Mark Wyatt has been making street portraits wherever he goes since around 1980. He posts new images once or twice a week at www.mwwyatt.wordpress.com.
Explore more of Mark's photography here.
Interview by Jack Little (Mexico/UK)
Published in The Ofi Press issue 50
1. What or who was it that first got you interested in photography?
As a kid, The Family of Man book seemed to always be there on the coffee table. That, and Life magazine. In contrast to the layers of complexity and meaning in their photographs, my snapshots of family doings seemed utterly banal. So I turned my Instamatic away from the family, and as it frequently happens, one little success provided enough fuel to get to the next one.
2. Where do you call home and has this impacted upon your work?
I was born in San Francisco and after a period away, came back to live in the Bay Area. But, home is very much not any particular address for me. I easily get the sensation of home in many places, and that probably helps me slide into the rhythm that makes it possible to get a decent shot in unfamiliar surroundings.
3. Traveling obviously plays a big role in your work. How do you decide where to go next?

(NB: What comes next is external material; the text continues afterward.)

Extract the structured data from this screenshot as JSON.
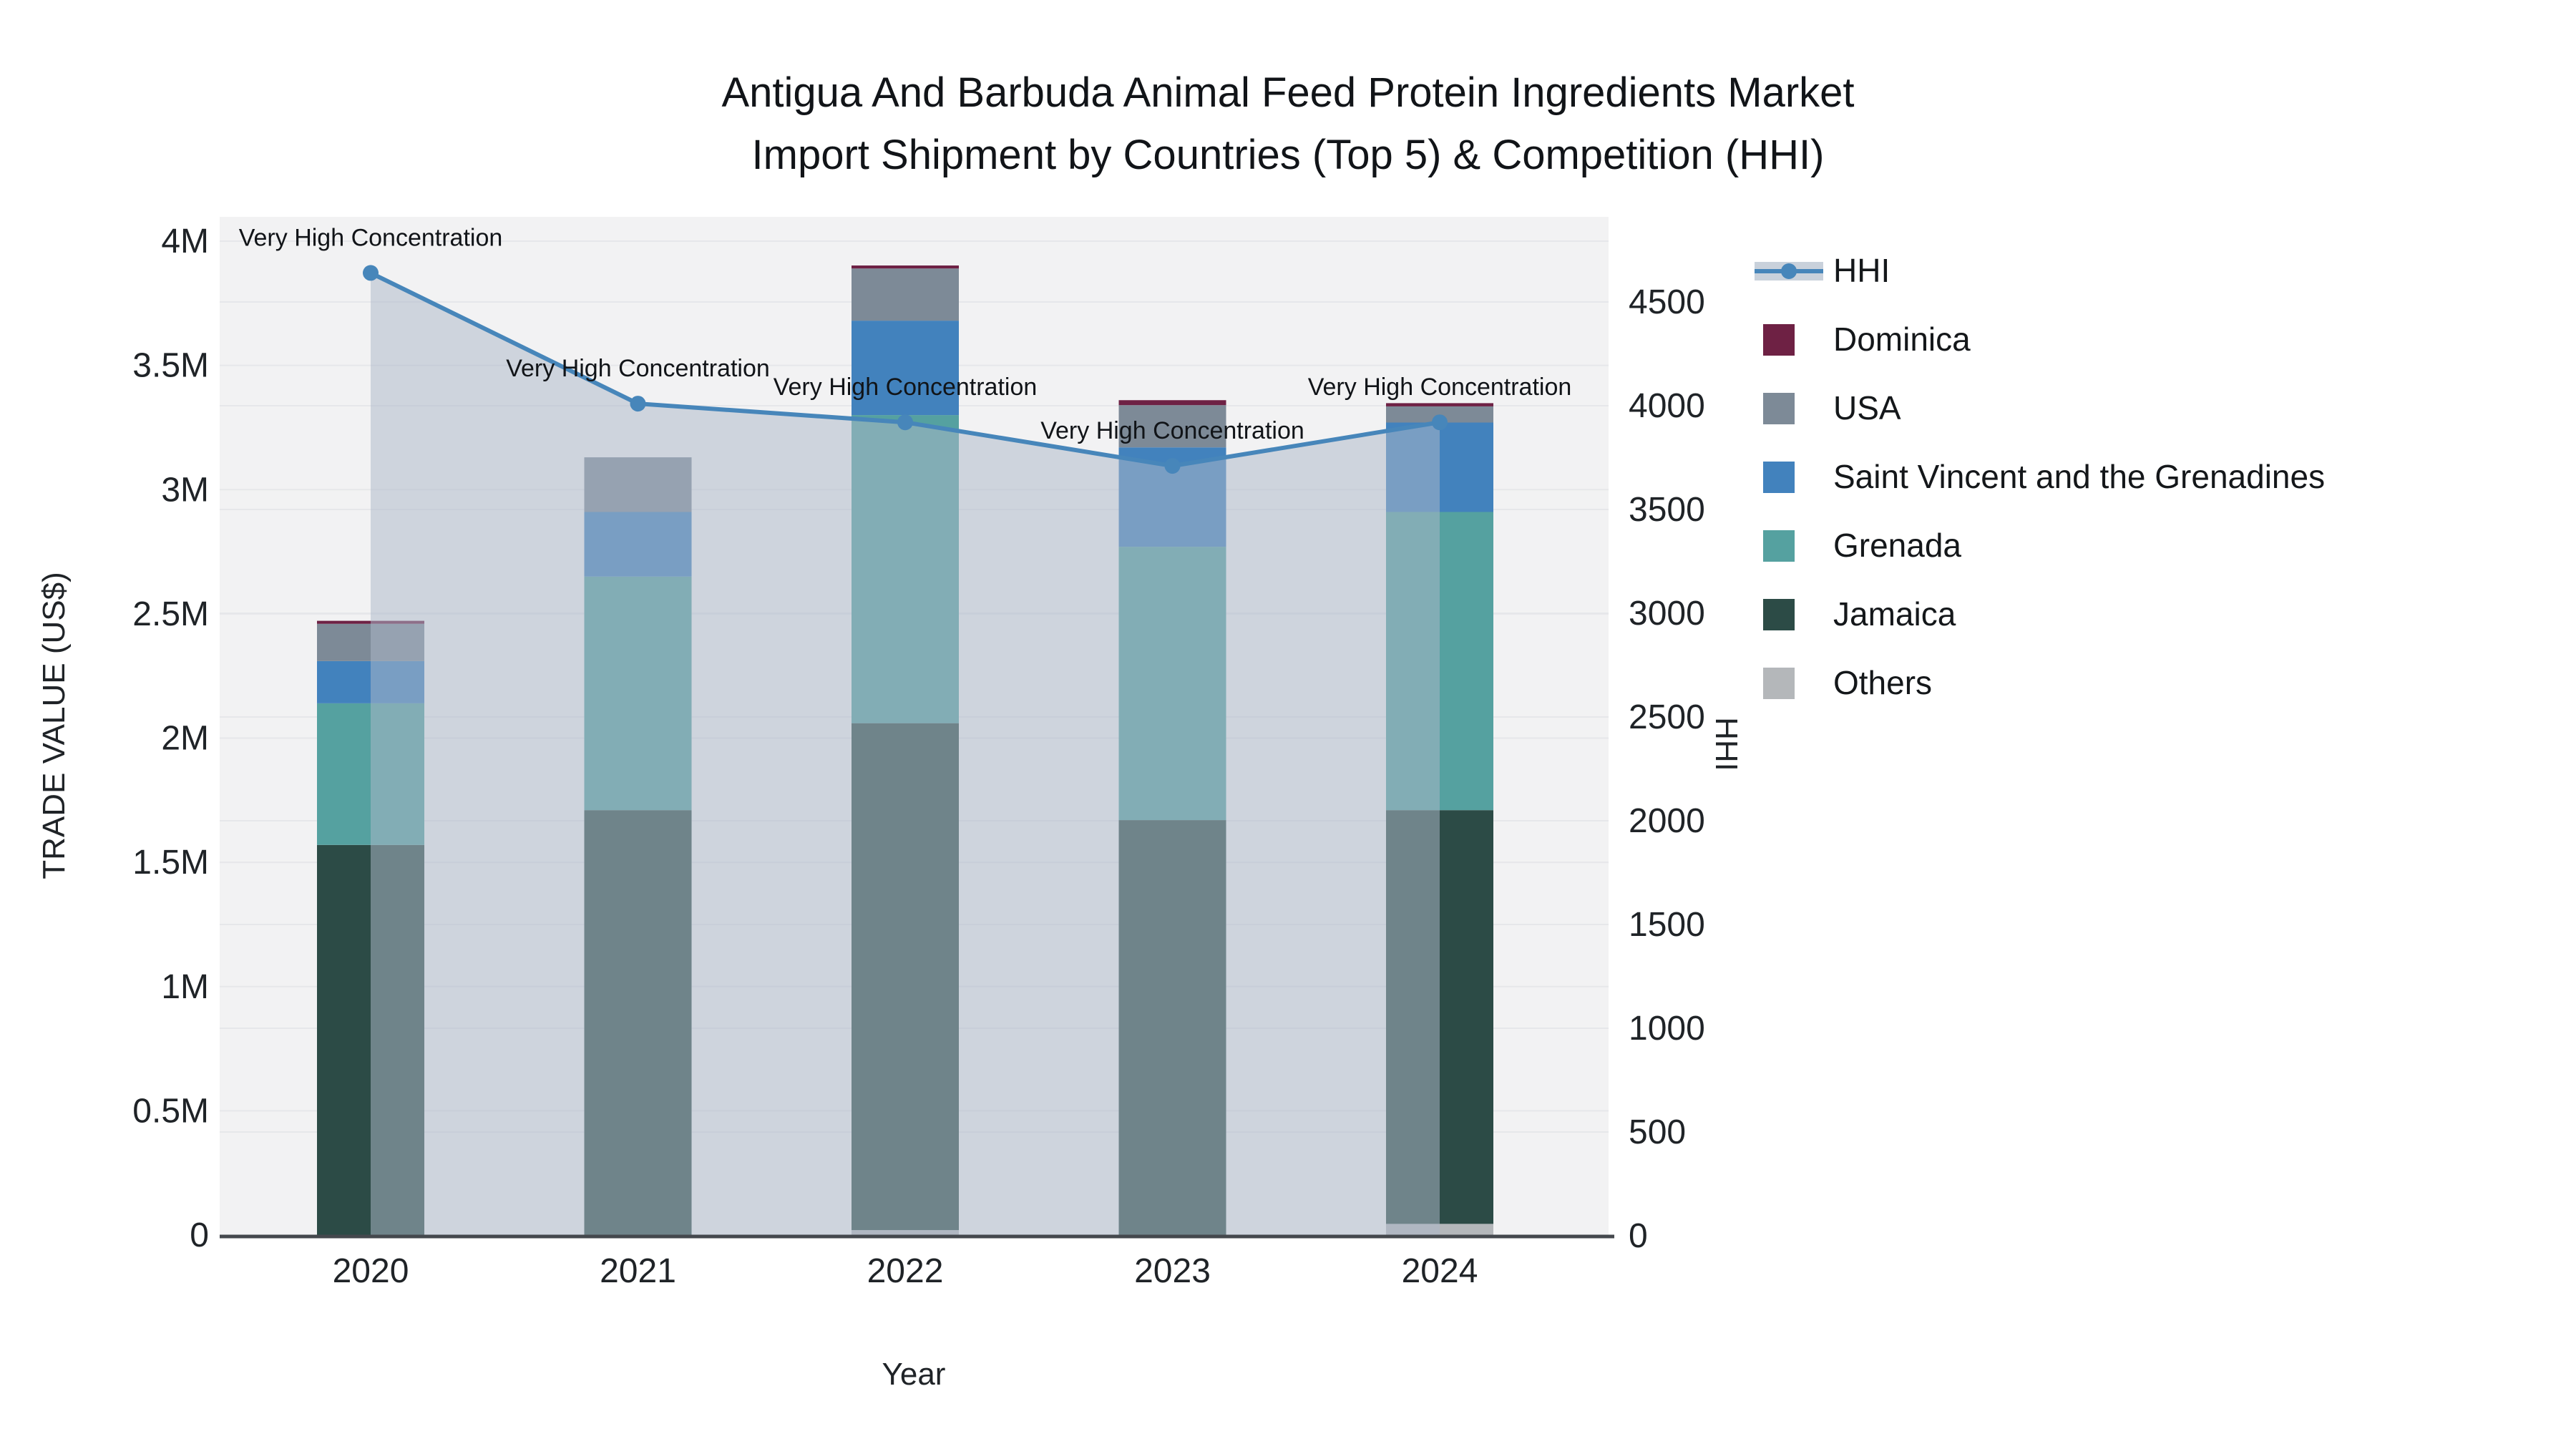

Any place that I haven’t been is always a bit more enticing, but the opportunity to go anywhere comes infrequently, or not frequently enough, so I’m pretty much game for whichever anywhere it is, although I stay away from places where people regularly shoot at other people or blow themselves up.
4. What cameras do you shoot with and why?
A Sony A6000, and a Canon EOS that my best friend gave me to help me climb out from the funk of a ‘film only’ comfort zone. And, my trusty Nikon F that I still revere if not use. I’m not very particular about tools, I’ll use whatever is available, knowing that each one has its own collection of intrinsic virtues and issues.
5. When it comes to portraits, how is your relationship between you and the person whom you’re shooting?
I’m usually trying to capture a genuine moment that is devoid of any conscious reaction to the act of doing it. Sometimes it happens otherwise, but generally, if I’m doing it right, either the subject doesn’t know that they’re being photographed, or they’ve just figured it out when the shutter snaps, in which case I smile and keep walking. Sometimes we stop and talk, but not often.
6. Do you have a favourite photograph of yours that comes to mind? Can you describe the situation for us in that moment when the photo was taken?
7. How have your interests and style of photography changed over time?
My interests, as far as photography goes, haven’t really changed since photography became a purposeful endeavor for me. The photos that I like most are the ones that challenge me to interpret, and so far nothing does that as well as an eloquent expression of humanity. Ansel Adams’s sublime landscapes still move me the way beautiful music does. But it’s Winogrand’s and Bresson’s spontaneous portraits, among others, that have always rocked me.
As far as style goes, the change from film to digital was a rough one for me. I liked the constraints that film imposed on me. Film required deliberation. You had to catch a scene unfolding early enough to get your equipment properly adjusted by the time you and the scene intersected.
When I started shooting digital, my timing was all off. It took me a while to figure out, or accept, that moving forward meant finding a whole new rhythm. I’m still comfortable with film but now the rhythm of shooting digital comes to me a lot easier.
8. What was the impetus that has led you to publish your photography after quite a bit of time?
Everyone has something that they need to do. This is mine.
9. What would your advice be for anyone wanting to pursue a passion for photography?
The best advice I have is to take a lot of pictures. If you’re not sure about any aspect of what you’re doing, taking a lot of pictures will fix it. Digital empowers you to be reckless without consequences. That’s a seductive proposition. Shooting film, you have to figure each click of the shutter costs you at least a dollar. By comparison, digital costs pretty close to nothing. The only way I know of to get good at something is to do it - this is assuming that we’re talking about a personal definition of ‘good’; I have no idea how to succeed commercially.